Welche Weine kann man lagern?

«Wein wird mit dem Alter besser» – stimmt das wirklich? Nicht jeder Wein hat das Zeug dazu, mit zunehmendem Alter mehr Trinkfreude zu bereiten. Tatsächlich sind nur ein kleiner Teil der weltweit produzierten Weine alterungsfähig und verbessern sich mit der Zeit. Wir erklären, was beim Lagern von Wein passiert und welche Weine sich überhaupt zur Lagerung eignen.

Jährlich werden weltweit rund 37 Milliarden 75-cl-Flaschen Wein produziert. Unser Weindurst ist also mehr als gedeckt. In der Schweiz liegt der Konsum bei etwa 45 Flaschen pro Kopf – ein überdurchschnittlicher Wert im internationalen Vergleich. Wein ist hierzulande beliebt. Durch die starke mediale Präsenz und die hohe Dichte an Fachhändlern kann der Eindruck erweckt werden, dass Wein ein Luxusgut sei. Doch Wein kann auch einfach sein – und das ist keineswegs schlecht. Denn die meisten Weine sind genau das: für den direkten Genuss gemacht.

Einfache Weine: Warum die meisten Weine nicht lagerfähig sind

Rund 75 Prozent aller weltweit produzierten Weine sind von einfacher Qualität und werden meist innerhalb weniger Tage nach dem Kauf getrunken. Das ist auch gut so, denn einfache Weine sind nicht für lange Lagerung ausgelegt. Auch wenn Weinliebhaberinnen und Weinliebhaber bei dieser Masse vielleicht die Nase rümpfen: damit wird lediglich dem realen Bedarf entsprochen. Für Produzenten bedeutet das: geringe Kosten, grosse Mengen. Ertragsstarke Rebsorten, nährstoffreiche Böden und ein hoher Mechanisierungsgrad im Weinberg und Keller sind unverzichtbar, um die Ratio von Arbeitsaufwand zur erzeugten Weinmenge so gering wie möglich zu halten. Individualität und Komplexität spielen dabei keine Rolle. 
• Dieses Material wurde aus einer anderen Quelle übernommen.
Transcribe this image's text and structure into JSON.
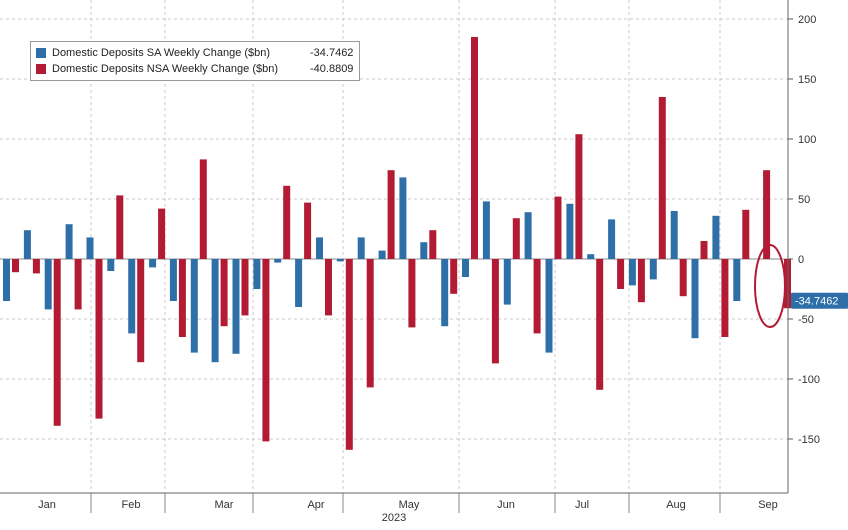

Vielmehr wird der Stil internationaler Massenweine exakt auf Konsumenten und Märkte abgestimmt. Dabei kann es durchaus vorkommen, dass bei einem global vertretenen Einheitslabel die kontinentalen Chargen variieren. So wird zum Beispiel der (fiktive) «Happy Kangaroo Chardonnay» aus Australien in Europa nur dezente Holznoten aufweisen. Die Charge für Asien erhält hingegen drei zusätzliche Baggerschaufeln an Holzchips pro Tank, denn starke Eichentöne im Wein sind dort gerade in Mode.

Romantisch klingt das nicht. Doch moderne Technik und strenge Hygiene sorgen dafür, dass einfache Weine heute sauber, balanciert und angenehm trinkbar sind – wenn auch meist seicht im Aromaprofil und kurz im Abgang. Ob rot oder weiss: Diese Weine werden trinkfertig abgefüllt und haben kein Potenzial für eine längere Lagerung.

Aromatische Weine: Aromaprofil statt Lagerpotenzial

Rund 20 Prozent aller weltweit produzierten Weine fallen in diese Kategorie, die qualitativ über den einfachen Weinen einzuordnen ist. Sie zeichnen sich durch ein intensives, klares, individuelles und damit wiedererkennbares Aromaprofil aus. 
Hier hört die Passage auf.